Previous studies of the ability of inorganic salts, temporary clay stabilizers, and permanent polymeric based clay stabilizers show that some of the common hydraulically fractured shales encounter stability problems when contacting fresh water. The studies have revealed that cationic polymeric permanent clay stabilizers improve the stability of the water sensitive shales. However, polymeric shale stabilizers are not without potential detriments. Polymers can lead to formation damage by blocking pore throats and reducing permeability. Additionally, the use of cationic polymers can limit the use of other chemical compounds used in treating fluids that may not be compatible with the cationic charge.

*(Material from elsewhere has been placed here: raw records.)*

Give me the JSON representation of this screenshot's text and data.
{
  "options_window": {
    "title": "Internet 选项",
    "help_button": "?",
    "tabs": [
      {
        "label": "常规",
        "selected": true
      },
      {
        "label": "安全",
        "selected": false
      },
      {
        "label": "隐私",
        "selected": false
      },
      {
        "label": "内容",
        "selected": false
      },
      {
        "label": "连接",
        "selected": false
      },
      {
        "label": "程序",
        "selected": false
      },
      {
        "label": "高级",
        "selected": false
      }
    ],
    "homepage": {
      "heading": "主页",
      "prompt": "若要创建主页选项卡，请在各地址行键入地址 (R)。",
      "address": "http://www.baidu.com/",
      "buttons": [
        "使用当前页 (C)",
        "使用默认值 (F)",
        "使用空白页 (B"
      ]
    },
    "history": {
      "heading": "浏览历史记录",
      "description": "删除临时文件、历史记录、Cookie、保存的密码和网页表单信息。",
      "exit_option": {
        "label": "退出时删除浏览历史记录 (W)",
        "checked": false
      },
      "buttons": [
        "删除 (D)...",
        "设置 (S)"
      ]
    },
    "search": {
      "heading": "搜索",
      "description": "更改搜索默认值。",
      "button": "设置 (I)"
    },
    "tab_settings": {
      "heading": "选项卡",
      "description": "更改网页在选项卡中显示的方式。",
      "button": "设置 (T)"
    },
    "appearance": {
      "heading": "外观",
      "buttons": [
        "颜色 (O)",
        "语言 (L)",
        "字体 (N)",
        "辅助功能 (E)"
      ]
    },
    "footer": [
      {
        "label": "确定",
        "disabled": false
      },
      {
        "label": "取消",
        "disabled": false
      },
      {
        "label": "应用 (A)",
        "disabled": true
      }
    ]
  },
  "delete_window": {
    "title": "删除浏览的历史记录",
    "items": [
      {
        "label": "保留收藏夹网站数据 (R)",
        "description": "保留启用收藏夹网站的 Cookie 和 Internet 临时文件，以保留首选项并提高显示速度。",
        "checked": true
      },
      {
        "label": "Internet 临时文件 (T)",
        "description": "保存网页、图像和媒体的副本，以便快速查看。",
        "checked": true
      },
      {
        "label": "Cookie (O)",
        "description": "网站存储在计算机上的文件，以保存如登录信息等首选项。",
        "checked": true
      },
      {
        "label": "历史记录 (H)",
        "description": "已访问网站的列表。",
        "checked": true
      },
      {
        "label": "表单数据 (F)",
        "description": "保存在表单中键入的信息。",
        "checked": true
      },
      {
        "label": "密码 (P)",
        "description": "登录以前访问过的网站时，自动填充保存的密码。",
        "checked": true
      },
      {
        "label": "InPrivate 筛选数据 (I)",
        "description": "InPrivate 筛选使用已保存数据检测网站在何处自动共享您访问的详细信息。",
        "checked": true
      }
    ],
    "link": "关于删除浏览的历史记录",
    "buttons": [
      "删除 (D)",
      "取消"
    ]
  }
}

This paper will compare a non-polymeric permanent clay stabilizer to conventional cationic polymers, temporary clay stabilizers, and inorganic salts and demonstrate equivalent and, sometimes, improved performance. Laboratory data from shale stability (roller oven), capillary suction time (CST), and regained permeability (core flow) studies will be presented demonstrating the efficacy of this new compound. Shales selected for the study will include standard Pierre shale and a variety of commonly hydraulically fractured shales from North America. Additionally, chemical compatibility testing will demonstrate the benefits of the new compound over conventional cationic polymeric clay stabilizers.
Introduction
Formation damage from water sensitive clays can be a significant problem in the petroleum industry. Up to 97% of hydrocarbon producing reservoirs contain clay minerals (Hill 1982, Berry 2008). Therefore, clay sensitivity can be an issue in virtually every well to a certain degree. Shales in particular are susceptible to this type of formation damage due to the significant amount of clays present, and the minimal amount of permeability in the tight shale zones, causing any formation damage to potentially be more detrimental to production. Estimates in literature have shown clay concentrations to commonly be in the range of 30%-70% in shale zones (Yaalon 1961). The mechanism of clay-induced formation damage are fines migration (clay migration is included in this category and the focus of this paper) and clay swelling. Clay migration damage is the dispersal and transport of clays that are re-deposited in the pore throats, therefore restricting permeability. Clay swelling damage can restrict permeability by plugging pores and can also lead to shale instability due to pore pressure changes (Zhang 2004, Oort 2003). Since shale formations have low permeability, water used in hydraulic fracturing treatments may not penetrate the matrix, but could destabilize the fracture face and may block induced fractures.